Qué lento pasaba el tiempo que tan rápido ha pasado.
A Mercedes le dijeron que nunca valdría la pena esperar, que esperar supondría morir cada día, como si la vida no fuera acaso descontar los días para un final incierto. Pero ella nunca se separó de la cama del hombre que le había preguntado qué haría en los próximos cuarenta años.
A Álex nunca le aceptaron en la escuela de música y deambulaba por las calles tocando una vieja guitarra que encontró entre la basura. Sé que lo pasó mal. Aún le recuerdo paseando en las calles nevadas, tiritando de frío y con una garganta en su canción. Tras besar a su hija en la frente, se subió al escenario olvidando otros tiempos, tiempos donde un negro no podía cantar.
A Sara le gustaba mirar pasar los coches desde su ventana. Hasta que una mañana de abril decidió correr las cortinas y tratar de olvidar que en uno de ellos se fue la vida de su madre.
A Marianela nunca le gustó su nombre, pero se enamoró de la forma en que lo decía Galdós. Una romántica que leía en la trastienda del bar las noches en que sus padres se deslomaban porque alcanzara algún día la universidad.
A Rosa le gustaba pasear por el parque de la mano de su novio, porque nunca pudo hacerlo de la mano de sus padres.
A Lucas no le gusta llorar porque los hombres nunca lloran, pero se olvidó del prejuicio cuando la acunó entre sus brazos, cuando le concedió un baile en su boda y cuando volvió a tararear otra nana.
A Jacinto le costaron tres matrimonios, cinco hijos y cincuenta cenas de Nochebuena descubrir que solo consigo mismo bastaba para ser feliz.
A Joaquín le tiembla el pulso cuando trata de escribir, porque el tiempo se le echó encima y poco a poco ha olvidado lo que sentía por su mujer. Los votos nunca se deben dejar para última hora, menos cuando te apoyas en la espalda de otra mujer.
A Pedro le gustaba mirarse al espejo y disfrazarse de Penélope, pero su hermano mayor siempre prefirió el frío desprecio y los viejos ojos morados. Algunos días hay quien se gira cuando Penélope pasa por su lado abrazando a su marido.
A Torres Espínola le crecían los negocios debajo de la puerta, los papeles verdes le devoraban la oficina y se creía rey de algún lugar olvidado de la justicia. Sus hijos ya no esperan que su padre les arrope, ni él se pudo llevar su riqueza a la tumba.
A Gabriel, su hija se le fugó con un novio. Pero cada Nochebuena sigue poniendo sus cubiertos a la mesa, esperando que él se la devuelva de la muerte.
A Teresa cada fin de año le recordaba que ya nunca oiría sus voces, pero miraba la cena en la mesa y sonreía con entereza para no apagar la sonrisa de sus nietos.
A Sara le costó veinte años descubrir el esfuerzo de su abuela. A Gabriel tan solo cuarenta. Rosa lo supo desde el principio.
A Raimunda se la espera siempre en su casa, sus hijos lloran por la noche, su marido abrumado por la pena espera en la puerta como un perro fiel. Cuando la puerta se abría cada noche, llegaba la felicidad a su silla de ruedas.
A Juan nadie lo quiere más que Quique.
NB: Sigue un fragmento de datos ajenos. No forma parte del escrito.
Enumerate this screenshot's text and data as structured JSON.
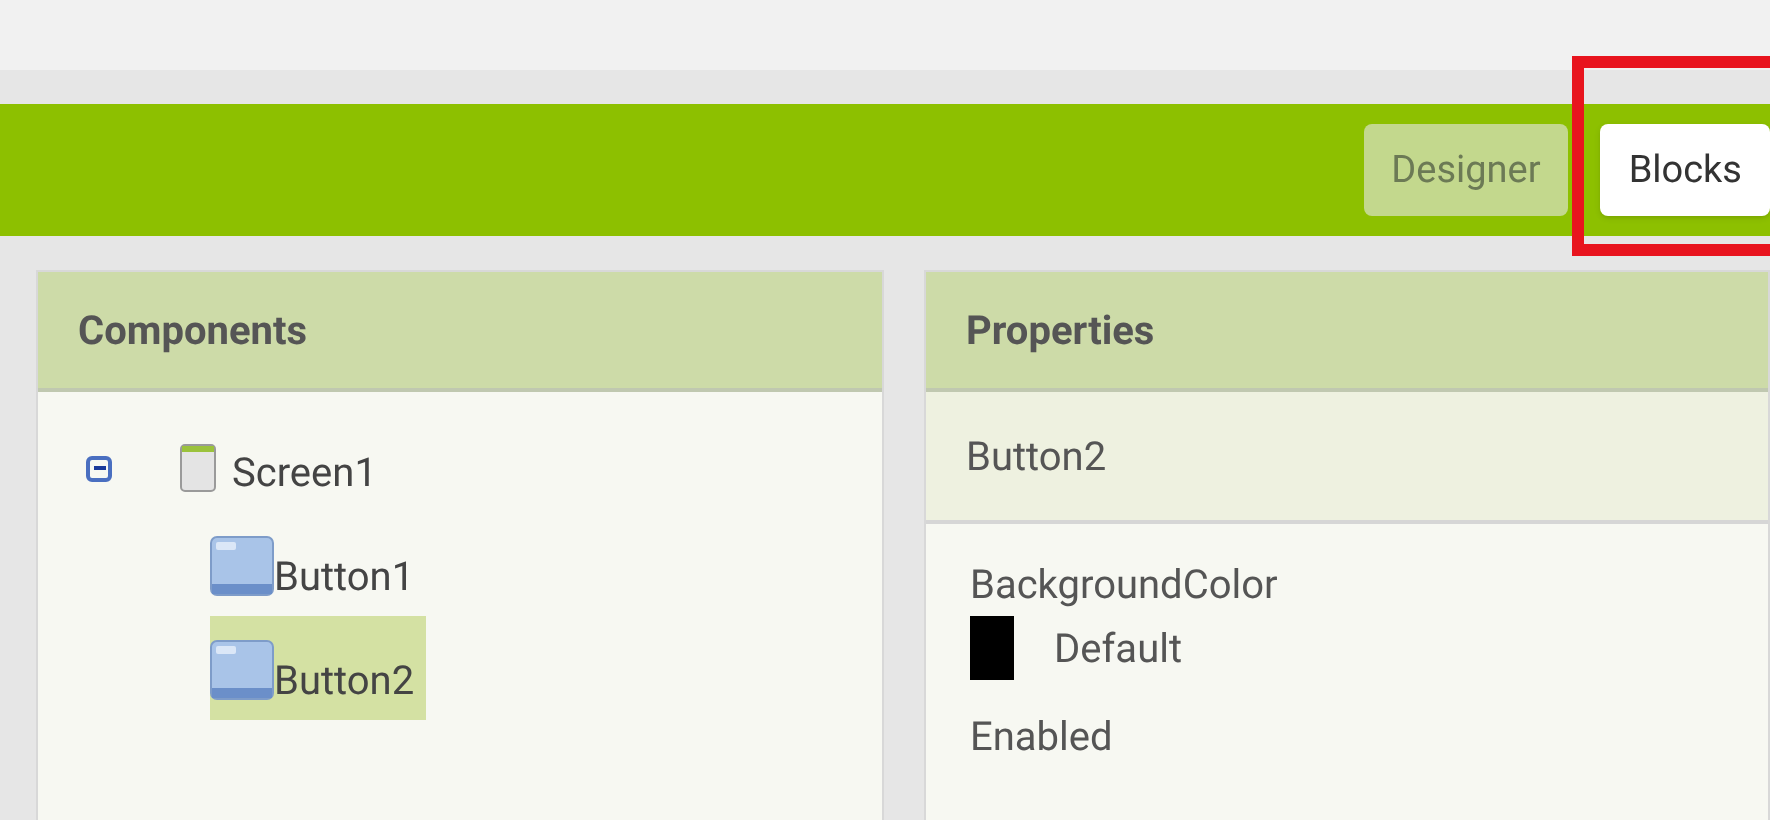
{
  "tabs": [
    {
      "label": "Designer",
      "selected": true,
      "highlighted": false
    },
    {
      "label": "Blocks",
      "selected": false,
      "highlighted": true
    }
  ],
  "components": {
    "title": "Components",
    "tree": [
      {
        "label": "Screen1",
        "kind": "screen",
        "expanded": true,
        "selected": false,
        "children": [
          {
            "label": "Button1",
            "kind": "button",
            "selected": false
          },
          {
            "label": "Button2",
            "kind": "button",
            "selected": true
          }
        ]
      }
    ]
  },
  "properties": {
    "title": "Properties",
    "component": "Button2",
    "items": [
      {
        "name": "BackgroundColor",
        "kind": "color",
        "color": "#000000",
        "value": "Default"
      },
      {
        "name": "Enabled",
        "kind": "plain"
      }
    ]
  }
}
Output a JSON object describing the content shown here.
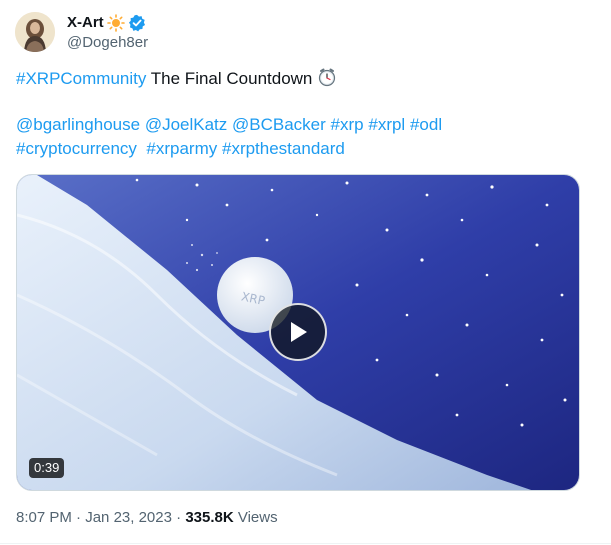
{
  "author": {
    "name": "X-Art",
    "handle": "@Dogeh8er",
    "name_emoji_icon": "sun-icon",
    "verified_icon": "verified-badge-icon"
  },
  "tweet": {
    "line1_hashtag": "#XRPCommunity",
    "line1_text": " The Final Countdown ",
    "line1_emoji_icon": "alarm-clock-icon",
    "line2": [
      {
        "text": "@bgarlinghouse",
        "kind": "mention"
      },
      {
        "text": " ",
        "kind": "space"
      },
      {
        "text": "@JoelKatz",
        "kind": "mention"
      },
      {
        "text": " ",
        "kind": "space"
      },
      {
        "text": "@BCBacker",
        "kind": "mention"
      },
      {
        "text": " ",
        "kind": "space"
      },
      {
        "text": "#xrp",
        "kind": "hashtag"
      },
      {
        "text": " ",
        "kind": "space"
      },
      {
        "text": "#xrpl",
        "kind": "hashtag"
      },
      {
        "text": " ",
        "kind": "space"
      },
      {
        "text": "#odl",
        "kind": "hashtag"
      }
    ],
    "line3": [
      {
        "text": "#cryptocurrency",
        "kind": "hashtag"
      },
      {
        "text": "  ",
        "kind": "space"
      },
      {
        "text": "#xrparmy",
        "kind": "hashtag"
      },
      {
        "text": " ",
        "kind": "space"
      },
      {
        "text": "#xrpthestandard",
        "kind": "hashtag"
      }
    ]
  },
  "media": {
    "duration": "0:39",
    "snowball_label": "XRP",
    "play_icon": "play-icon"
  },
  "meta": {
    "time": "8:07 PM",
    "sep1": " · ",
    "date": "Jan 23, 2023",
    "sep2": " · ",
    "views_count": "335.8K",
    "views_label": " Views"
  },
  "colors": {
    "link": "#1d9bf0",
    "text": "#0f1419",
    "secondary": "#536471",
    "verified": "#1d9bf0"
  }
}
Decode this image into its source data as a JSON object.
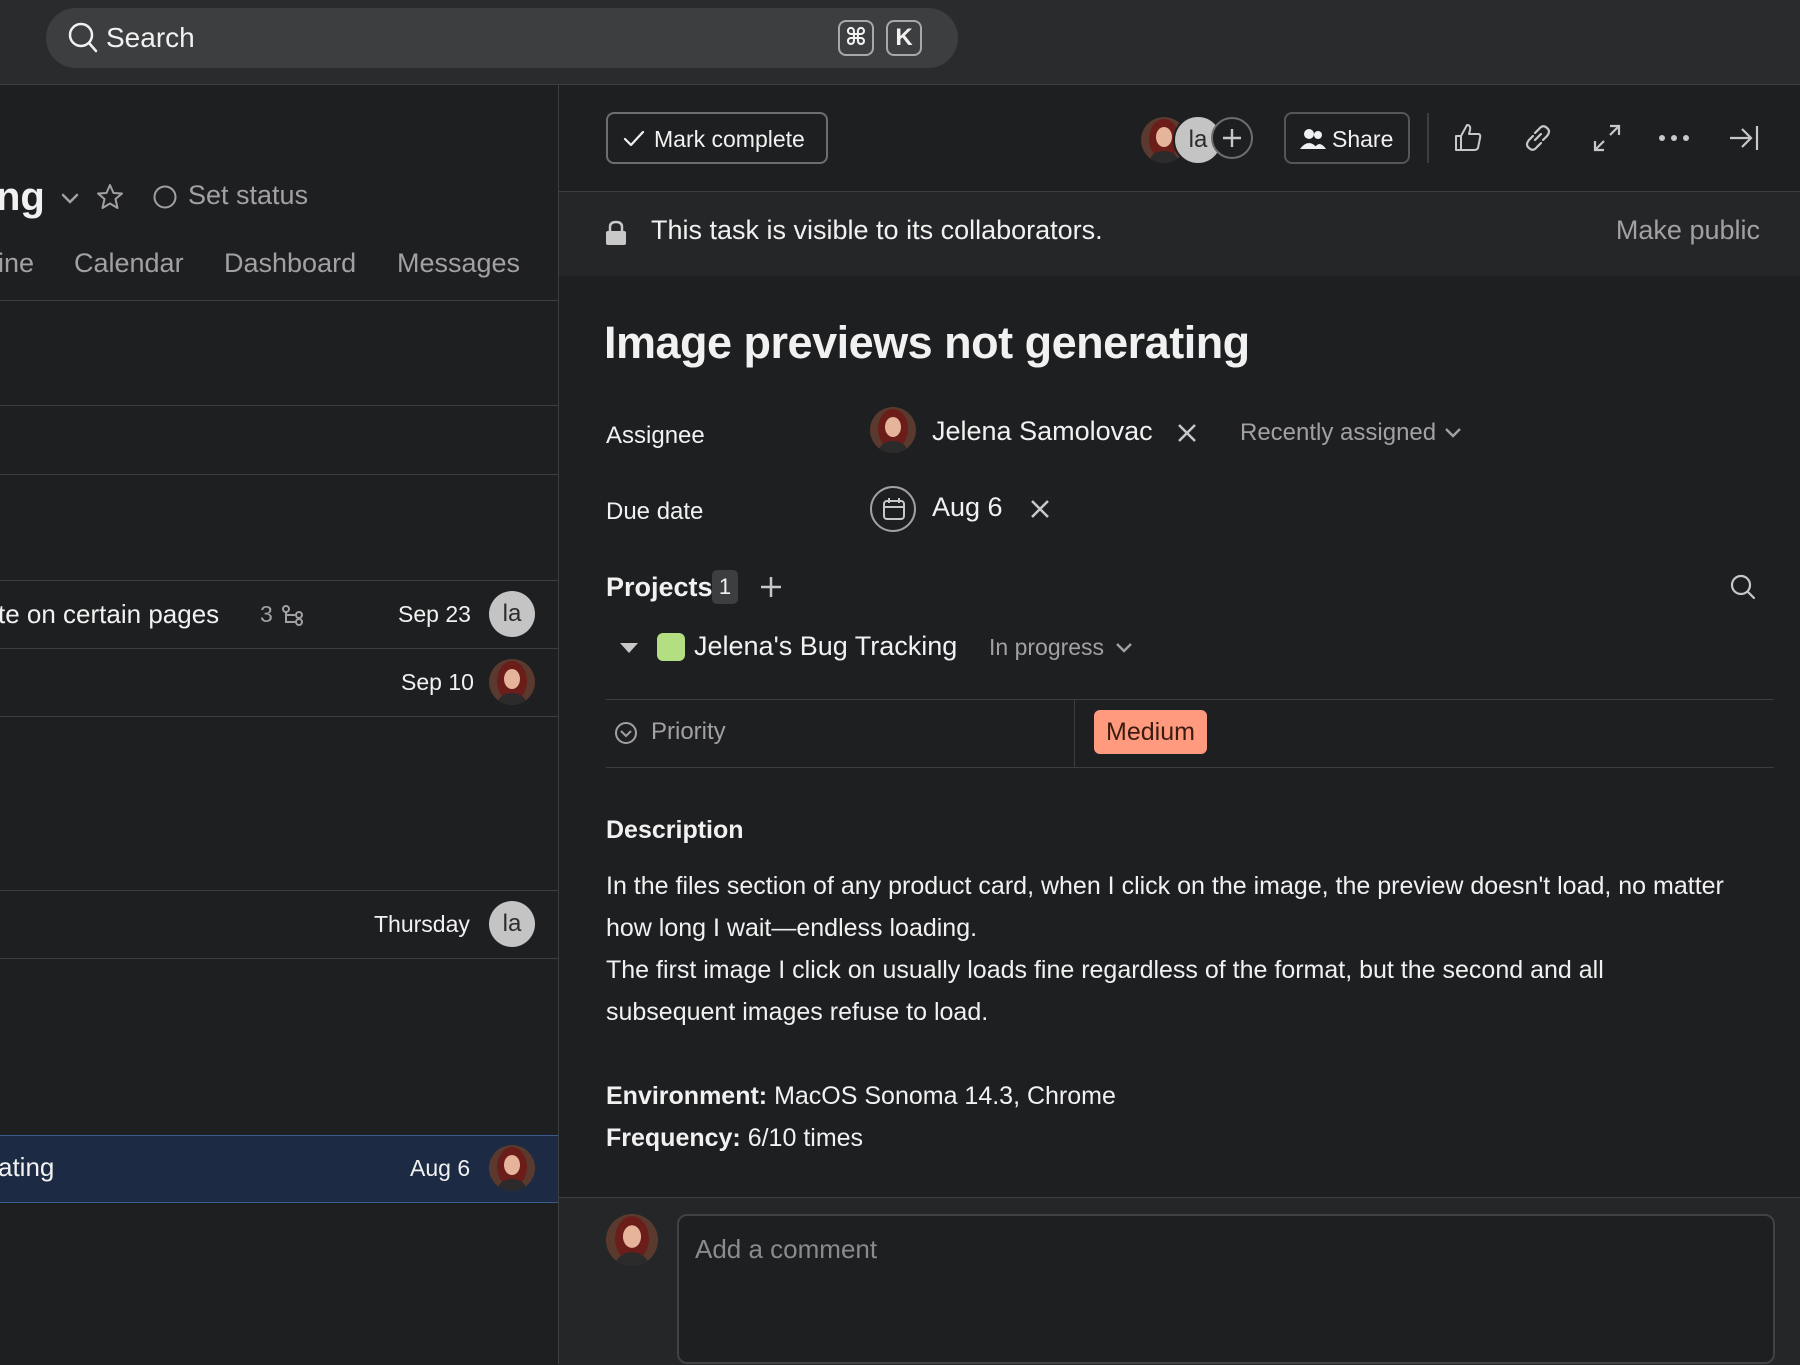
{
  "search": {
    "label": "Search",
    "shortcut": [
      "⌘",
      "K"
    ]
  },
  "project": {
    "title_fragment": "ng",
    "set_status": "Set status",
    "tabs": [
      "ine",
      "Calendar",
      "Dashboard",
      "Messages"
    ]
  },
  "task_rows": [
    {
      "title": "te on certain pages",
      "subtask_count": "3",
      "date": "Sep 23",
      "assignee_initials": "la"
    },
    {
      "title": "",
      "date": "Sep 10"
    },
    {
      "title": "",
      "date": "Thursday",
      "assignee_initials": "la"
    },
    {
      "title": "ating",
      "date": "Aug 6"
    }
  ],
  "task": {
    "mark_complete": "Mark complete",
    "collaborator_initials": "la",
    "share": "Share",
    "visibility_text": "This task is visible to its collaborators.",
    "make_public": "Make public",
    "title": "Image previews not generating",
    "assignee_label": "Assignee",
    "assignee_name": "Jelena Samolovac",
    "recently_assigned": "Recently assigned",
    "due_date_label": "Due date",
    "due_date": "Aug 6",
    "projects_label": "Projects",
    "projects_count": "1",
    "project_name": "Jelena's Bug Tracking",
    "project_status": "In progress",
    "priority_label": "Priority",
    "priority_value": "Medium",
    "description_heading": "Description",
    "description_line1": "In the files section of any product card, when I click on the image, the preview doesn't load, no matter how long I wait—endless loading.",
    "description_line2": "The first image I click on usually loads fine regardless of the format, but the second and all subsequent images refuse to load.",
    "env_label": "Environment:",
    "env_value": " MacOS Sonoma 14.3, Chrome",
    "freq_label": "Frequency:",
    "freq_value": " 6/10 times",
    "comment_placeholder": "Add a comment"
  },
  "colors": {
    "background": "#1e1f21",
    "priority_medium": "#ff9a7e",
    "project_green": "#b3df82",
    "selected_row": "#1c2a44"
  }
}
Todavía bailan cada Nochevieja en plena Puerta del Sol, donde fingieron conocerse por primera vez y olvidaron que Juan lo abandonó por anhelar una vida normal.
A Lucía le apasionaban los cuentos de príncipes azules y perdices para cenar. Aunque hoy despliega su pasión con María en el balcón.
A Enrique le encantaba la tradición, engalanar su casa por Navidad, divertir a sus hijos, bailar con su esposa en el salón, rasgar el ambiente con una guitarra, leer un cuento cada noche junto a sus camas. Y nunca tuvo reparos en abrir un rincón en su corazón al novio de su hijo.
A Dolores siempre le dijeron que el amor era para toda la vida, y siempre lo quiso, a pesar de que otros hombres pasaran por su cama, y de que nunca le dijeron cómo amar cuando la vida se viste de luto.
A Ramiro le encanta pasar tiempo con los amigos en el bar, recordaba viejas juergas juveniles con ellos, pero cuando cerraba la cancela, tan solo deseaba tener más tiempo para su hija.
A Paula no se le olvida su primer viaje a Granada, viendo la literatura hecha tierra que su padre soñó hasta desaparecer. Porque ella misma encontró su sueño en aquel muchacho que balbuceaba en inglés canciones de amor.
A Luis, siempre tan tímido, se le hacía un nudo en la garganta cuando acercaba sus labios al oído de María Gabriela, para decirle tras cinco largos años juntos que todavía te espero entre mis brazos, como la primera y hasta la última vez.
Qué lento pasaba el tiempo que tan rápido ha pasado.